Der Film besticht nicht nur durch sein All-Star-Cast (Rohde, Führmann, Lauterbach, Redl), sondern vor allem durch seine inszenatorische Dichte, die die ansonsten disparaten Elemente der Handlung zu einem Ganzen zusammenfügt. Die besondere Glaubwürdigkeit erlangt dies alles nicht zuletzt durch die prägnanten und präsenten Dialoge, durch die perfekte Beherrschung der Dialekte und Soziolekte des Viertels – was klar auf das Konto des Drehbuchautors Frank Göhre geht.

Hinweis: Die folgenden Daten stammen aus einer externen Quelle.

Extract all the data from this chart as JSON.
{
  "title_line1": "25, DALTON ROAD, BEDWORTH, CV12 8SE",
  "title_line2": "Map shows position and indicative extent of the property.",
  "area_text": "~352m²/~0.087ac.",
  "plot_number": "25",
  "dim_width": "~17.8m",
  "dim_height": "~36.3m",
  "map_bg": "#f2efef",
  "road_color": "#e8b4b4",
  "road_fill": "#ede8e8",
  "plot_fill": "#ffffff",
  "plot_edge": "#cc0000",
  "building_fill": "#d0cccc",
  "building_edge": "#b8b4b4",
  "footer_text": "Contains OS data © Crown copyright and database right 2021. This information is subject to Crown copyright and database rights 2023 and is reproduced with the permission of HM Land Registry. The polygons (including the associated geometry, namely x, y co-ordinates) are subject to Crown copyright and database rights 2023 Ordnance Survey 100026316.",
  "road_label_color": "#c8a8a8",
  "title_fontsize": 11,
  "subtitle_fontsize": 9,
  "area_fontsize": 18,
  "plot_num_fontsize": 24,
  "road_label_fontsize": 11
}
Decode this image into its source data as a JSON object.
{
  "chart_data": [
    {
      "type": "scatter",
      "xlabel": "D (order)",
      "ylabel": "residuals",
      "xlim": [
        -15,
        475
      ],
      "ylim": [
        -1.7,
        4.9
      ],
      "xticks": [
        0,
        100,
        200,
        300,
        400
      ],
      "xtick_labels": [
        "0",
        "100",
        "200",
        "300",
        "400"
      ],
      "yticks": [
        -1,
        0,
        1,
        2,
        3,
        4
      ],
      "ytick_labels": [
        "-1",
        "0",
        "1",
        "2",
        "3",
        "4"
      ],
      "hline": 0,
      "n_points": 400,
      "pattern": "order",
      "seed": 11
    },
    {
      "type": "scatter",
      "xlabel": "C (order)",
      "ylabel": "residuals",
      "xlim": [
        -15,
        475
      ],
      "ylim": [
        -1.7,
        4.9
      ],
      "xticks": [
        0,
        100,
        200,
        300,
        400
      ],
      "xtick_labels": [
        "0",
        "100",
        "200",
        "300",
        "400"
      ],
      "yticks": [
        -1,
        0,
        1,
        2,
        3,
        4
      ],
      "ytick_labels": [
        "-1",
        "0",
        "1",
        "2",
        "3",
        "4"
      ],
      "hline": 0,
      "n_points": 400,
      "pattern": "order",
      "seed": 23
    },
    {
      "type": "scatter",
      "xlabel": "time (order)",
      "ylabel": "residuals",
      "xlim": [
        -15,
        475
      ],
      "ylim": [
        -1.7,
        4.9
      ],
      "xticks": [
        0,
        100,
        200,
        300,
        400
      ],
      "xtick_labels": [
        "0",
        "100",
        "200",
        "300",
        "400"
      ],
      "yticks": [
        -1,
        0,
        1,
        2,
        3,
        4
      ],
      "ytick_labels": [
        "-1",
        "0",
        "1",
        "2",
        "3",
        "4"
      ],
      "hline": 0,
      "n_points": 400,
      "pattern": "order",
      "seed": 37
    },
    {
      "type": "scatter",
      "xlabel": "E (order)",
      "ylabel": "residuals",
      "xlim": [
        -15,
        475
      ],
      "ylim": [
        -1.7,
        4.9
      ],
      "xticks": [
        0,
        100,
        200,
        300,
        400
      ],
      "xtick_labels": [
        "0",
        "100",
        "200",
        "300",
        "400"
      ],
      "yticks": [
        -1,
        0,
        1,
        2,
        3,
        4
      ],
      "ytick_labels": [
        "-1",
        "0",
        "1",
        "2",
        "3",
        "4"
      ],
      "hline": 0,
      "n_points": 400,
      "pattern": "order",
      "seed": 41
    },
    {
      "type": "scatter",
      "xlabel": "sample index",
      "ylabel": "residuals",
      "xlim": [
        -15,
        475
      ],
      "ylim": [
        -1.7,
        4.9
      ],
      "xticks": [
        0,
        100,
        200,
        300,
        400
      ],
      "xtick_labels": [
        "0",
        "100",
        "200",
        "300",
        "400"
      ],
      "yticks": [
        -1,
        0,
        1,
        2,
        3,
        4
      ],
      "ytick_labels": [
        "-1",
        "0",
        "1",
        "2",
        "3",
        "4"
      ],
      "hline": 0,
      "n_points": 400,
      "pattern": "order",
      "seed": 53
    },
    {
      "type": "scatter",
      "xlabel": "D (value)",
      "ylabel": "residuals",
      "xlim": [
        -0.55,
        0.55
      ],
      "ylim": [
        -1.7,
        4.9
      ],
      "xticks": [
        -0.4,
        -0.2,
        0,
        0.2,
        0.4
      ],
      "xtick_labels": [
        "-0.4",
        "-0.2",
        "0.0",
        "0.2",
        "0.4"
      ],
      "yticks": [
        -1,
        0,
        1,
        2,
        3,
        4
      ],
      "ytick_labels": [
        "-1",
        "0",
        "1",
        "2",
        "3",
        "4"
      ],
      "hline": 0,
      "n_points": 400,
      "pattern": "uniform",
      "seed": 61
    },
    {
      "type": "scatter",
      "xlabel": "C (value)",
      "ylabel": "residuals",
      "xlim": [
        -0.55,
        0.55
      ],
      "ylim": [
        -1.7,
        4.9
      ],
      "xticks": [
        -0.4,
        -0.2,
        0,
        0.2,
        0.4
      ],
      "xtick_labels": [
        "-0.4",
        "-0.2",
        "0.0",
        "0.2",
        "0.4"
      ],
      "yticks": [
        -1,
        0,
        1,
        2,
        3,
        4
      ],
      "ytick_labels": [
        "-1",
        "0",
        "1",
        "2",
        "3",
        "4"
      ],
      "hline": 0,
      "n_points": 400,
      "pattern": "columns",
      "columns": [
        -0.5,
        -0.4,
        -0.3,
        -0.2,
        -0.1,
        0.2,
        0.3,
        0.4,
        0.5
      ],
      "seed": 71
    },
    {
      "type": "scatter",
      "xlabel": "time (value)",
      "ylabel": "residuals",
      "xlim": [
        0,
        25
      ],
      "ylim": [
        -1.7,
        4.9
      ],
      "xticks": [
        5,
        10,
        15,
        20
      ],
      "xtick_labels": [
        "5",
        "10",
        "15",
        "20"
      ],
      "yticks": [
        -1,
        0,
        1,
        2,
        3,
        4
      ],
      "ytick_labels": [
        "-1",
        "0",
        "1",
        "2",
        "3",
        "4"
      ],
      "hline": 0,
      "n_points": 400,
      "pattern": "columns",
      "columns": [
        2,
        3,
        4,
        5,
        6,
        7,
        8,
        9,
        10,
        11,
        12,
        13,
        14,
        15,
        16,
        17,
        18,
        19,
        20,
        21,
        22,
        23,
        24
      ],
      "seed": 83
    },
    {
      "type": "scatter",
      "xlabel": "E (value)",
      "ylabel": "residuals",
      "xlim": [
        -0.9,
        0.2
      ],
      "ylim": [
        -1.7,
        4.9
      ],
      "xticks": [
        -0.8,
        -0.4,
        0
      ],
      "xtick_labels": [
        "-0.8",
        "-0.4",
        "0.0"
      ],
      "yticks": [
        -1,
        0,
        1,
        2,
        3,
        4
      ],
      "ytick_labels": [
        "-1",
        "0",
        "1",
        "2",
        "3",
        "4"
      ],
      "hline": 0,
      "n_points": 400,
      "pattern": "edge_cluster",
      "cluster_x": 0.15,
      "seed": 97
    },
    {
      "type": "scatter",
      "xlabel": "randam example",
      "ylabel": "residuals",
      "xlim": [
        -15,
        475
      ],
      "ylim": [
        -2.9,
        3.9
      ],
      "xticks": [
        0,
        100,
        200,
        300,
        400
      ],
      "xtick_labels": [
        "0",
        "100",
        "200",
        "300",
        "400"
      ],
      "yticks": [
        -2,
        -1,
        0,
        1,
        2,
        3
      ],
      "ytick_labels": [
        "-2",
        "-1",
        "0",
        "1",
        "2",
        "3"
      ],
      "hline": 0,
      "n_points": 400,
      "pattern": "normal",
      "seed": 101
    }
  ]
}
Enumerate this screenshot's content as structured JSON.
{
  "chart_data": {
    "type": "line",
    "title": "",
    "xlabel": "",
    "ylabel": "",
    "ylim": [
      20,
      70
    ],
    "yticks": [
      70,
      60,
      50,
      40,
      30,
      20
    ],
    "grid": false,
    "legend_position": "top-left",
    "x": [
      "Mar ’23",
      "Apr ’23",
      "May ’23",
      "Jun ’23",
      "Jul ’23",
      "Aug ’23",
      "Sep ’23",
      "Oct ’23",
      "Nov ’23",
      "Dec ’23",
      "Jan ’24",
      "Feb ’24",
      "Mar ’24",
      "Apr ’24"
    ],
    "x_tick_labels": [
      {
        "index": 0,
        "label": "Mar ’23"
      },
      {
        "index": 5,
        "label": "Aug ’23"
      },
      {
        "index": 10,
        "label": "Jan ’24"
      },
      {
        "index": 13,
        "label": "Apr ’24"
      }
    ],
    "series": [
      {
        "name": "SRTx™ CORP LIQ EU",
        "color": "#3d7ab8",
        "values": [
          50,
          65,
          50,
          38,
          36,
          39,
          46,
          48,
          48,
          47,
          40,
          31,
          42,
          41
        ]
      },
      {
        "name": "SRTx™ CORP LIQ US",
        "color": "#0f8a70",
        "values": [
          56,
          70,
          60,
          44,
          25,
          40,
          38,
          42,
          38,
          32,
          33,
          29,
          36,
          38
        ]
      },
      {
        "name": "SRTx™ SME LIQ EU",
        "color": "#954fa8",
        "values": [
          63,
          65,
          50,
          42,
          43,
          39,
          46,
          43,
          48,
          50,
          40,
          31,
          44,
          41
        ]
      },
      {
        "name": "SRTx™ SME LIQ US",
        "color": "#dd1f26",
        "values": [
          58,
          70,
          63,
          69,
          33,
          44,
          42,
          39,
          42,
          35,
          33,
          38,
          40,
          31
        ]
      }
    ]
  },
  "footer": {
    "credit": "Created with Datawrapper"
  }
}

Welcher Roman war die Vorlage?
"St. Pauli Nacht" von Frank Göhre, der Roman entstand bereits im Zusammenhang mit der Drehbucharbeit zum Film und nimmt in seiner Erzählweise das fragmentarische des Films auf, ergänzt die Handlungsteile um einige weitere Elemente zeigt genau wie der Film seine  Stärken den Dialogen und dem extrem dichten Erzählton.



Und außer Konkurrenz:
Christiane F. - Wir Kinder vom Bahnhof Zoo
BRD 1981
Regie: Uli Edel
Mit: Natja Brunckhorst

Worum geht es?
Die 15-jährige Christiane F. aus einem Plattenbau in der Berliner Vorstadt gerät in die jugendliche Drogen- und Prostituiertenszene am Bahnhof Zoo. Uli Edel sprang bei der Regie des Films für Roland Klick ein, der sich kurz vor Drehstart mit dem Produzenten Bernd Eichinger überworfen hatte. Edel inszenierte das mehr als zwei Stunden lange Stück stets dicht dran, dokumentarisch und mit viel Raum für spekulative Bilder von Jugend-, Sex- und Drogenelend.



Was war die Vorlage?
Die Zeitschriftenserie und der Tatsachenroman "Wir Kinder vom Bahnhof Zoo" von Christiane F. , aufgezeichnet von Kai Herrmann und Horst Rieck (1978). Die Buchausgabe der Zeitschriftenserie gehört zu den am meisten verkauften deutschen Sachbüchern. Vorwürfe, die Not und das Schicksal ihrer Protagonistin für eine spekulative Zeitschriftenstory ausgenutzt zu haben, wiesen die Autoren stets zurück.